Leader Election
在分布式计算中,leader election是指定一个任务的组织者在几台计算机(节点)之间分配的过程。 在任务开始之前,所有网络节点都不知道哪个节点将作为任务的“领导者”或协调者。 然而,在执行了leader election算法之后,整个网络中的每个节点识别出一个特定的唯一节点作为任务负责人。
Curator的相关文档中强烈建议我们实现LeaderSelectorListenerAdapter接口,以应对connection loss和session expired的情况。
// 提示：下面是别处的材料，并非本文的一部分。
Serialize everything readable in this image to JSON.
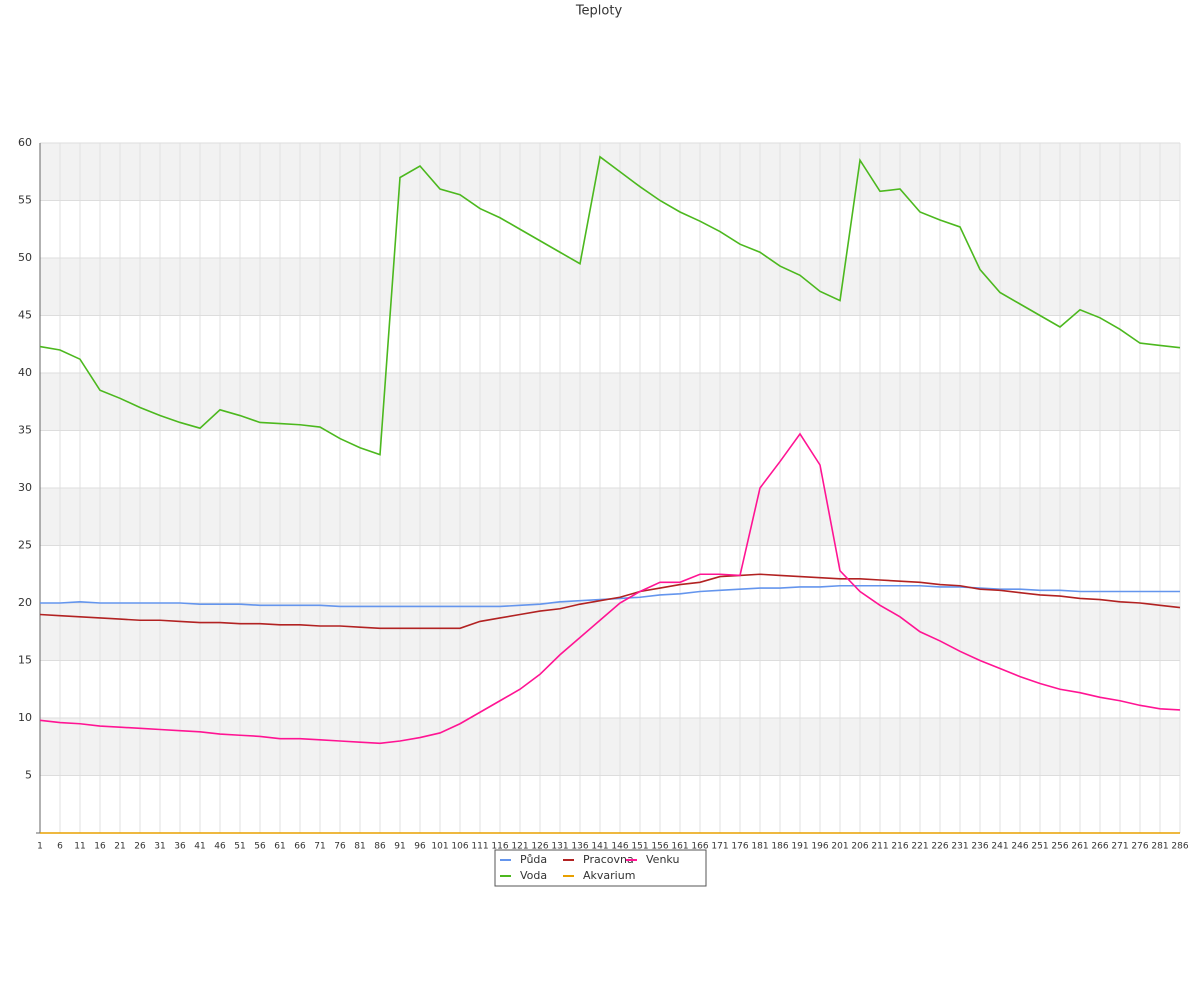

对于以上的两种状态都会抛出CancelLeadershipException,使得LeaderSelector实例尝试去中断和cancel正在执行takeLeadership
方法的线程。
下面是5个节点抢夺leader的示例:
/**
* @author Zhao Junjian
*/
public class LeaderElectionTest {
private static final Random RANDOM = new SecureRandom();
private static final String LEADER_PATH = "/prontera/leader";
private static final String CONNECTION_STR = "localhost:2181,localhost:2182,localhost:2183";
public static void main(String[] args) throws IOException {
final int nThreads = 5;
final ExecutorService pool = Executors.newFixedThreadPool(nThreads);
final Deque<CuratorFramework> clientList = Lists.newLinkedList();
final Deque<LeaderCompetition> selectorList = Lists.newLinkedList();
try {
for (int i = 0; i < nThreads; i++) {
int finalI = i;
pool.execute(() -> {
final CuratorFramework client = CuratorFrameworkFactory.newClient(CONNECTION_STR, new ExponentialBackoffRetry(800, 3));
final LeaderCompetition selector = new LeaderCompetition(client, LEADER_PATH, "Client#" + finalI);
clientList.addLast(client);
selectorList.addLast(selector);
client.start();
selector.start();
});
}
// 输入空行结束,一定要在main方法中才有效
new BufferedReader(new InputStreamReader(System.in)).readLine();
} finally {
for (LeaderCompetition s : selectorList) {
CloseableUtils.closeQuietly(s);
}
for (CuratorFramework c : clientList) {
CloseableUtils.closeQuietly(c);
}
pool.shutdown();
}
}
private static final class LeaderCompetition extends LeaderSelectorListenerAdapter implements Closeable {
/**
* selector's name
*/
private final String name;
/**
* selector instance
*/
private final LeaderSelector selector;
private LeaderCompetition(CuratorFramework client, String leaderPath, String name) {
this.name = name;
selector = new LeaderSelector(client, leaderPath, this);
// 行使完leader的权力之后再次参与竞选
selector.autoRequeue();
}
public void start() {
selector.start();
}
/**
* 注意这是{@link Closeable}的方法
*/
@Override
public void close() throws IOException {
selector.close();
}
/**
* 只要从该方法退出,则说明放弃了leader的权力,并重新进行选举
*/
@Override
public void takeLeadership(CuratorFramework client) throws Exception {
try {
System.out.println(name + " has acquired leadership.");
TimeUnit.MILLISECONDS.sleep(700);
// throw new CancelLeadershipException(name);
// KillSession.kill(client.getZookeeperClient().getZooKeeper(), LEADER_PATH);
// System.out.println(name + " session过期");
System.out.println(name + " print " + UUID.randomUUID());
//TimeUnit.MILLISECONDS.sleep(700);
} catch (Exception e) {
e.printStackTrace();
}
}
}
}
Shared Reentrant Lock
完全的分布式锁是全局同步的,意味着在任何一个时刻不会有两个客户端拥有同一把锁。
对于分布式锁我们需要考虑的一点是,如果在获取锁成功后且在释放锁之前,因为各种各样的原因,导致session expired从而使得该节点在毫不知情的情况下失去了锁,那么此时该怎么处理呢?在获取锁后出现的connection loss和session expired的情况都直接如leader election采用无差别抛出异常的处理方式。
我们划分一下:
- 如果是计算类的逻辑,那么直接舍弃其结果,不予返回。
- 如果是需要操作数据库但并不涉及调用其他服务接口的,抛出异常使得Spring自动回滚该事务。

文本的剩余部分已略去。